On the doors of the classrooms of the Faculty of Biology of the University of Barcelona, a poster in the three languages reminds students that they have at their disposal "exams in the different co-official languages of Catalonia". In fact, yesterday the Universities Department assured that the only concession to fit the judicial resolution would be "to reinforce the communication" to inform the students, but they guaranteed that, by default, the tests would be given in Catalan, in fulfillment of the norm that establishes that it is "the vehicular and own language" of Catalonia.
Now, after the string of rules - how to attach the labels, that it is forbidden to leave the classroom for the duration of the exam and other trifles - the teacher said to the 22 students in the classroom: "Which of you want the exams in Spanish?" In total, out of 117 students taking the university entrance exams (PAU) in the UB, 16 asked to be able to have the exam papers in Spanish. This is 13%, a percentage slightly higher than the 5% recorded by the Universities Department in total and very similar to that of previous exam sessions. On the other hand, at the UAB only 1% of students asked for the exam papers in Spanish: according to the rector, only 67 of the more than 5,000 students who took the exams chose Spanish.
The Síndic de Greuges (Catalan Ombudsman) wanted to make a statement on the controversy, regretting that justice "is once again questioning linguistic immersion". In a communiqué, he also assured that the regulatory framework "fully supports" the distribution of exams in Catalan at the beginning.
"Easy" Spanish exam
The entry exams marked by the linguistic war in the courts have begun with the Spanish exam. In general, there have been exclamations of joy on leaving after an "affordable" exam that has gone quite well for the students.
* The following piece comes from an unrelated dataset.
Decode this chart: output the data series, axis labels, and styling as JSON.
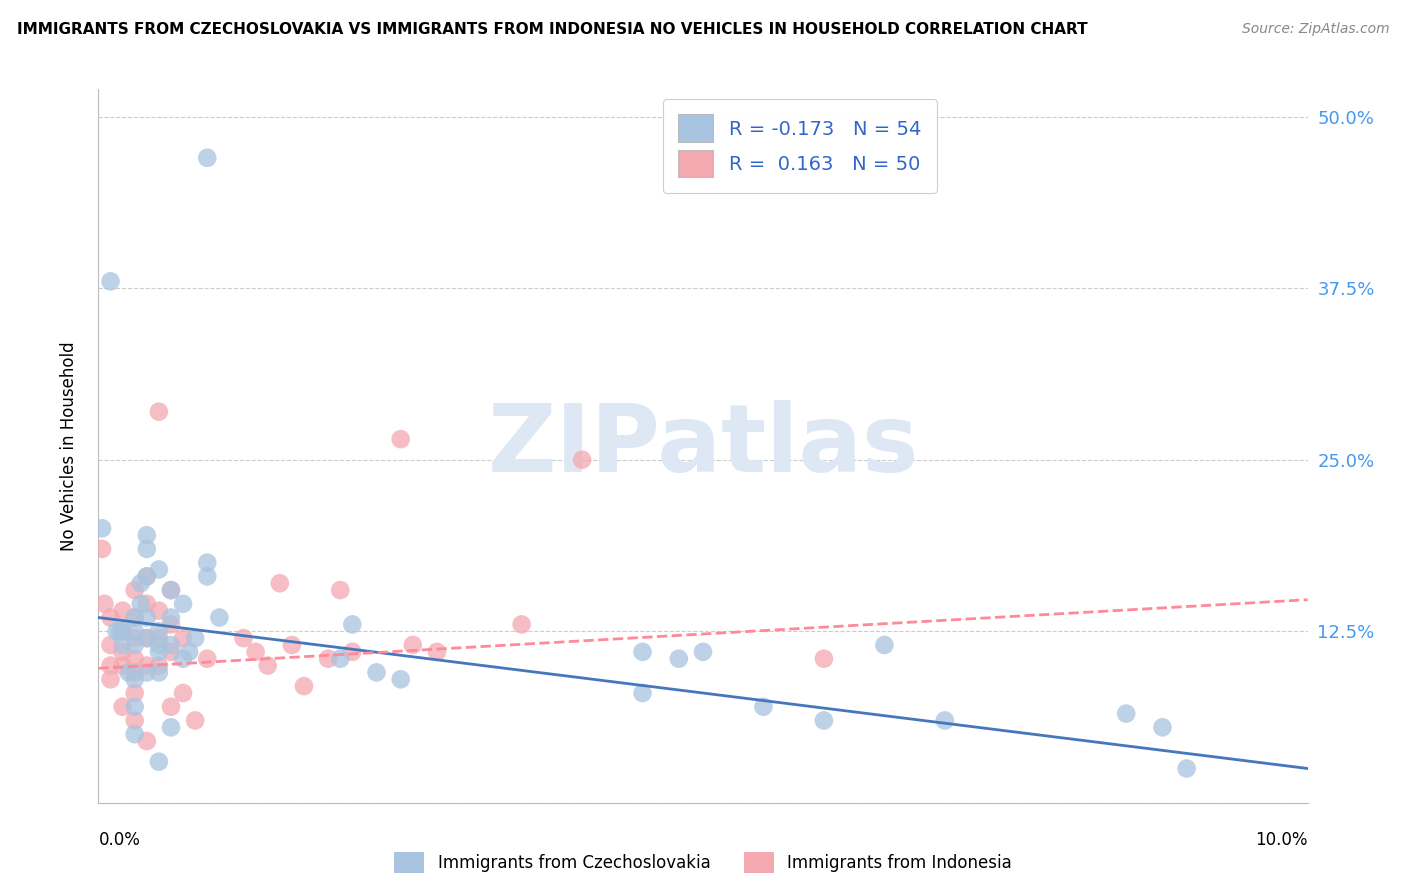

The students had heard about the High Court's decision, but it didn't really come as a shock to them and in general they said that they thought it was good to be able to choose the language of the statements. And despite the fact that the vast majority have chosen Catalan when taking the exam, it is quite another thing what happens beyond the classroom walls: when it comes to commenting on the results among themselves, many use Spanish.
All in all, an easy test to start a decisive examination week. This Wednesday morning it is the turn of Catalan exams.